Chinese was already one of the hottest languages in the translation industry this year. But next year it will get hotter. I recently asked my newsletter subscribers about this and a whopping 87% agreed -- Chinese is the "it" language in 2006 (and beyond).

John Yunker, Predicting 2006: From eBay to .EUDecember 26, 2005

Chinese Economy: Power, corruption and lies

To the west, China is a waking economic giant, poised to dominate the world. But, argues Will Hutton in this extract from his new book, we have consistently exaggerated and misunderstood the threat - and the consequences could be grave

The west is unforgivably ignorant about China’s shortcomings and weaknesses, which leads it vastly to exaggerate the extent of the Chinese “threat”. China is certainly emerging as a leading exporter, but essentially it is a sub-contractor to the west. It has not bucked the way globalisation is heavily skewed in favour of the rich developed nations. Its productivity is poor; it lacks international champions; its innovation record is lamentable; it relies far too much on exports and investment to propel its economy. To characterise China as an unstoppable force whose economic model is unbeatable and set to swamp us - the stuff of almost every ministerial and business lobby speech - is to make a first-order mistake.

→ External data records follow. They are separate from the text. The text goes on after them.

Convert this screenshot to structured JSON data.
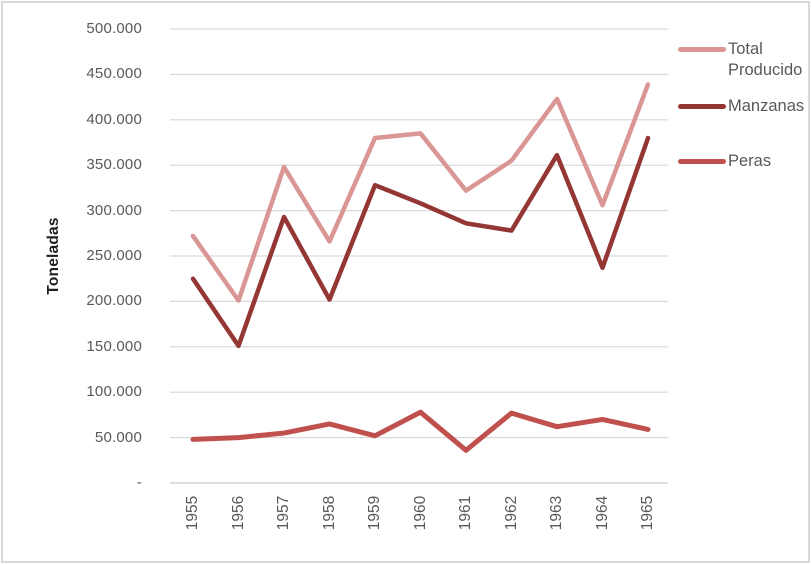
{
  "chart_data": {
    "type": "line",
    "x": [
      "1955",
      "1956",
      "1957",
      "1958",
      "1959",
      "1960",
      "1961",
      "1962",
      "1963",
      "1964",
      "1965"
    ],
    "series": [
      {
        "name": "Total Producido",
        "color": "#d99694",
        "stroke_width": 4.5,
        "values": [
          272000,
          201000,
          348000,
          266000,
          380000,
          385000,
          322000,
          355000,
          423000,
          306000,
          439000
        ]
      },
      {
        "name": "Manzanas",
        "color": "#943634",
        "stroke_width": 4.5,
        "values": [
          225000,
          151000,
          293000,
          202000,
          328000,
          308000,
          286000,
          278000,
          361000,
          237000,
          380000
        ]
      },
      {
        "name": "Peras",
        "color": "#c0504d",
        "stroke_width": 5,
        "values": [
          48000,
          50000,
          55000,
          65000,
          52000,
          78000,
          36000,
          77000,
          62000,
          70000,
          59000
        ]
      }
    ],
    "title": "",
    "xlabel": "",
    "ylabel": "Toneladas",
    "ylim": [
      0,
      500000
    ],
    "ytick_step": 50000,
    "ytick_labels_top_to_bottom": [
      "500.000",
      "450.000",
      "400.000",
      "350.000",
      "300.000",
      "250.000",
      "200.000",
      "150.000",
      "100.000",
      "50.000",
      "-"
    ],
    "grid": true,
    "legend_position": "right",
    "colors": {
      "gridline": "#d9d9d9",
      "axis_line": "#d3d3d3",
      "tick_text": "#595959",
      "frame_border": "#d9d9d9",
      "background": "#ffffff"
    }
  }
}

The interest of the west is to help China avoid this fate and encourage a peaceful transition to a pluralist China within a legitimate system of accountability; a country that is comfortable with liberal globalisation and the international rule of law. To describe the goal of policy in this way is demanding enough; more demanding still is to execute it. The simple extrapolations of China's growth, predicting that it will eventually become a one-party, economic colossus, lead to an alarmist climate in which it is easier to justify trade protection or, in the United States, potential military activism. Such responses are naive. We have to play it long, encourage and help to co-manage the change that must come. Only thus will the world be a safer and still prosperous place.